EmailParseNormalizer

class squirro.lib.nlp.steps.normalizers.EmailParseNormalizer(config)

Bases: squirro.lib.nlp.steps.normalizers.Normalizer

Email parser normalizer parse an email string to extract email body. Given a non-html email string, parse to extract body, additional cleaning is applied for footer not extracted by python email parser.

Parsing rules:

  1. Find a regex match “Body:” in the email string.

  2. Extract body using python email parser.

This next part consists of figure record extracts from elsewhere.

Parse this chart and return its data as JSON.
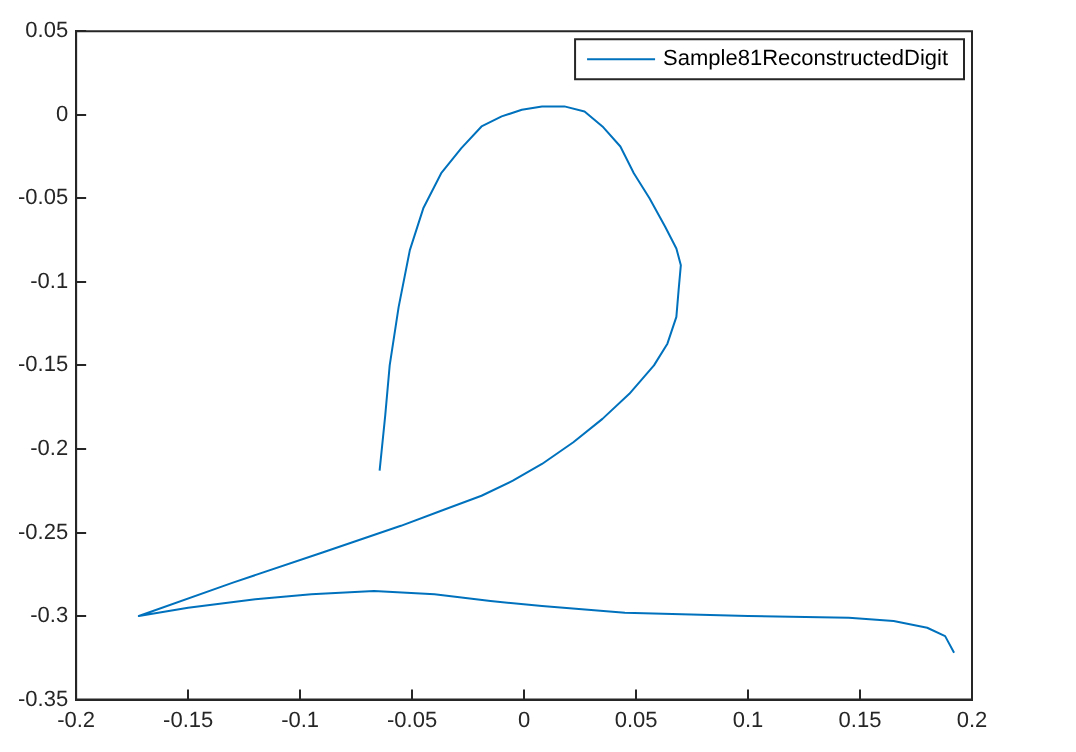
{
  "chart_data": {
    "type": "line",
    "xlim": [
      -0.2,
      0.2
    ],
    "xticks": [
      -0.2,
      -0.15,
      -0.1,
      -0.05,
      0,
      0.05,
      0.1,
      0.15,
      0.2
    ],
    "ylim": [
      -0.35,
      0.05
    ],
    "yticks": [
      -0.35,
      -0.3,
      -0.25,
      -0.2,
      -0.15,
      -0.1,
      -0.05,
      0,
      0.05
    ],
    "grid": false,
    "legend": "top right",
    "marker": "none",
    "line_style": "solid",
    "series": [
      {
        "name": "Sample81ReconstructedDigit",
        "color": "#0072bd",
        "x": [
          -0.0645,
          -0.062,
          -0.06,
          -0.056,
          -0.051,
          -0.045,
          -0.037,
          -0.028,
          -0.019,
          -0.01,
          -0.001,
          0.008,
          0.018,
          0.027,
          0.035,
          0.043,
          0.049,
          0.056,
          0.063,
          0.068,
          0.07,
          0.069,
          0.068,
          0.064,
          0.058,
          0.047,
          0.035,
          0.022,
          0.008,
          -0.005,
          -0.019,
          -0.037,
          -0.055,
          -0.09,
          -0.13,
          -0.172,
          -0.15,
          -0.12,
          -0.095,
          -0.067,
          -0.04,
          -0.015,
          0.008,
          0.045,
          0.1,
          0.145,
          0.165,
          0.18,
          0.188,
          0.192
        ],
        "values": [
          -0.213,
          -0.18,
          -0.15,
          -0.115,
          -0.081,
          -0.056,
          -0.035,
          -0.02,
          -0.007,
          -0.001,
          0.003,
          0.005,
          0.005,
          0.002,
          -0.007,
          -0.019,
          -0.035,
          -0.05,
          -0.067,
          -0.08,
          -0.09,
          -0.105,
          -0.121,
          -0.137,
          -0.15,
          -0.167,
          -0.182,
          -0.196,
          -0.209,
          -0.219,
          -0.228,
          -0.237,
          -0.246,
          -0.262,
          -0.28,
          -0.3,
          -0.295,
          -0.29,
          -0.287,
          -0.285,
          -0.287,
          -0.291,
          -0.294,
          -0.298,
          -0.3,
          -0.301,
          -0.303,
          -0.307,
          -0.312,
          -0.322
        ]
      }
    ]
  }
}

  3. Given a list as discard_footers (eg. [“Best regards”, “Warm Regards”,]), discard the body after first

    appearance of a footer string.

Example input:

From: Squirro\nTo: Hi,\nI hope to find you well. In the emails before youve learned more about our Insights Engine.\nBest regards, Squirro

Example output:

I hope to find you well. In the emails before youve learned more about our Insights Engine.
Parameters
  • type (str) – email_parse

  • field (str, None) – Field to parse emails

  • fields (list, None) – List of fields to parse emails

  • discard_footers (list) – Discard the text after occurance of these footer strings.

  • input_fields (list) – Fields to clean email

  • output_fields (list) – Fields to record cleaned email body

Methods Summary

process_doc(doc)

Process a document

Methods Documentation

process_doc(doc)

Process a document

Parameters

doc (Document) – Document

Returns

Processed document

Return type

Document